STORM-CHASER · Chasing plasma storms on exoplanets

Are there other worlds out there that can sustain life? A key factor in the ability of a planet to host life is its atmosphere. Stars can erode planetary atmospheres by bombarding the planet with plasma. How well planets can protect their atmospheres depends on the strength of their magnetic fields. We do not know the ultimate fate of exoplanet atmospheres because we have neither detected massive plasma ejections on stars nor measured the magnetic fields of exoplanets. Both of these shortcomings can be solved with sensitive radio observations at low frequencies (< 300 MHz). Previous radio observations did not simultaneously have the sensitivity and on-sky exposure to detect the faint, transient radio signals from stars and exoplanets. In this project, I will deploy a novel strategy to mine over 20,000 hours of existing data from the Low Frequency Array (LOFAR), the most sensitive telescope at low frequencies.
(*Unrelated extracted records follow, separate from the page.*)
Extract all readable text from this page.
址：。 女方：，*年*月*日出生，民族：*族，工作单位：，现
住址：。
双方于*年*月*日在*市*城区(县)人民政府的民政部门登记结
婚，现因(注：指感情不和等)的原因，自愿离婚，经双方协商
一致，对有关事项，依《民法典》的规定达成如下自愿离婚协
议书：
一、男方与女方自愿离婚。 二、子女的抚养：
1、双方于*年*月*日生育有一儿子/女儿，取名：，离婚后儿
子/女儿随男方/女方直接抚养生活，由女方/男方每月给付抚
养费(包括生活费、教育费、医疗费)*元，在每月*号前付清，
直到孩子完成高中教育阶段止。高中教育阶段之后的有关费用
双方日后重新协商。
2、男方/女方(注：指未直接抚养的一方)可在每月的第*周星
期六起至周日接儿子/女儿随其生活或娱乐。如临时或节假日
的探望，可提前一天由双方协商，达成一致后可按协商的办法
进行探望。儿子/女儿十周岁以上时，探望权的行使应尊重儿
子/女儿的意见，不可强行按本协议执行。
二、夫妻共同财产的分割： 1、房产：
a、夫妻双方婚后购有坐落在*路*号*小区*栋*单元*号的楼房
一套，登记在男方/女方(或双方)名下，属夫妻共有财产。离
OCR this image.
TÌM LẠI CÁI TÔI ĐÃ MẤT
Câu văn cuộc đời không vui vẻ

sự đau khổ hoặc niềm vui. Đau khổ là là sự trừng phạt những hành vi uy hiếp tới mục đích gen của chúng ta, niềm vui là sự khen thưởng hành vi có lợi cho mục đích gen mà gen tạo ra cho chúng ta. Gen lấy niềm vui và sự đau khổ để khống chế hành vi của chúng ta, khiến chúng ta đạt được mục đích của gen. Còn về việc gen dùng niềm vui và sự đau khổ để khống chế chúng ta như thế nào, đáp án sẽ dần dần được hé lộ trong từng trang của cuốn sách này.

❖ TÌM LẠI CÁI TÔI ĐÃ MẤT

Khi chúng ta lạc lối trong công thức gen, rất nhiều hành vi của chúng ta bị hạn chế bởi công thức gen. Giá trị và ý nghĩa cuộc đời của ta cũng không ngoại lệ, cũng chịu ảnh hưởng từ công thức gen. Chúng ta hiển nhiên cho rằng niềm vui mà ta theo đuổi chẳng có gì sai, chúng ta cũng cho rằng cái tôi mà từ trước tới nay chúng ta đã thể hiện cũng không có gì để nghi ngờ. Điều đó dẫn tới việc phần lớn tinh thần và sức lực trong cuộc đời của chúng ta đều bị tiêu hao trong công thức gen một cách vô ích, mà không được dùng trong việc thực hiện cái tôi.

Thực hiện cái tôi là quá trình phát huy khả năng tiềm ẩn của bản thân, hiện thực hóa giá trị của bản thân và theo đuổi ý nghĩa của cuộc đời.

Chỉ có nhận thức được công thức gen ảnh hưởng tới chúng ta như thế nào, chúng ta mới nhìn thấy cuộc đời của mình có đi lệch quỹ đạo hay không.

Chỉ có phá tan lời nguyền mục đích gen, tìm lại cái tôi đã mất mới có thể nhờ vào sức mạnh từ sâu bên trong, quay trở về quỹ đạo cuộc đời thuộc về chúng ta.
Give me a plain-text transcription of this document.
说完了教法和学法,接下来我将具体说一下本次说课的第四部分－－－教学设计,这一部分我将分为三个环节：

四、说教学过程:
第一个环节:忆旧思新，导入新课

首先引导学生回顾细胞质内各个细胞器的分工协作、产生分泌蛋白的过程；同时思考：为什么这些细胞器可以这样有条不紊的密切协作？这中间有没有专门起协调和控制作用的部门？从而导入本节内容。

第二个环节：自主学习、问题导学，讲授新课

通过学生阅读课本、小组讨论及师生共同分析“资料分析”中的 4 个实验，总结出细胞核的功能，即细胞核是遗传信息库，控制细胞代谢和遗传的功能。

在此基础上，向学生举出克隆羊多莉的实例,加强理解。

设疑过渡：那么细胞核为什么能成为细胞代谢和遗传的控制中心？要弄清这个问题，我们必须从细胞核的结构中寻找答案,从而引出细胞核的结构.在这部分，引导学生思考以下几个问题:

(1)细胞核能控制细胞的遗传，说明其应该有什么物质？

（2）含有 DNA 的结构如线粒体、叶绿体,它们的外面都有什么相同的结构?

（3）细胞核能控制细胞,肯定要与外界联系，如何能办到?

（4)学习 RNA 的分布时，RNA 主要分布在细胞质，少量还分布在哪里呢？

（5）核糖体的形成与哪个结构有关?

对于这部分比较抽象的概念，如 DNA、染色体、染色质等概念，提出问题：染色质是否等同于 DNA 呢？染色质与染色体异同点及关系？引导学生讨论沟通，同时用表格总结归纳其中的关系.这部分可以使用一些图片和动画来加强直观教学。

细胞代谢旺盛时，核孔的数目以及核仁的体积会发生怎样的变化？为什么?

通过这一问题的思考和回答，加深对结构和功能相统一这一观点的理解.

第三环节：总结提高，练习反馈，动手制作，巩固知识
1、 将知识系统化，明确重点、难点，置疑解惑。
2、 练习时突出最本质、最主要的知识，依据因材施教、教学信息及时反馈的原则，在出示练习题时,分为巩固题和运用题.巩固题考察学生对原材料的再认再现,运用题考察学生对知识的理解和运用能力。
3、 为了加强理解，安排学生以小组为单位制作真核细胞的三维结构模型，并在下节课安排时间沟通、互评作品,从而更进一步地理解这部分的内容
I will achieve two orders of magnitude better sensitivity and/or time-on-sky than previous efforts to accomplish two goals: (1) the first detection of massive plasma ejection events on stars and (2) the first measurement of exoplanetary magnetic fields. My novel data-mining strategy, aided by my theoretical expertise in the generation and propagation of radio waves in astrophysical plasma, has already led to pioneering discoveries. These include the first evidence for radio emission from the magnetic interaction between a star and its exoplanet and the first discovery of a brown dwarf using radio data. An ERC grant will allow me to scale up my efforts to tackle petabytes of data and search for radio signals over trillions of image pixels to achieve the goals of this project. It will lead to a leap in our understanding of the plasma environment of exoplanets around stars of different types and ages and the underlying laws that determine the magnetic field strength of exoplanets.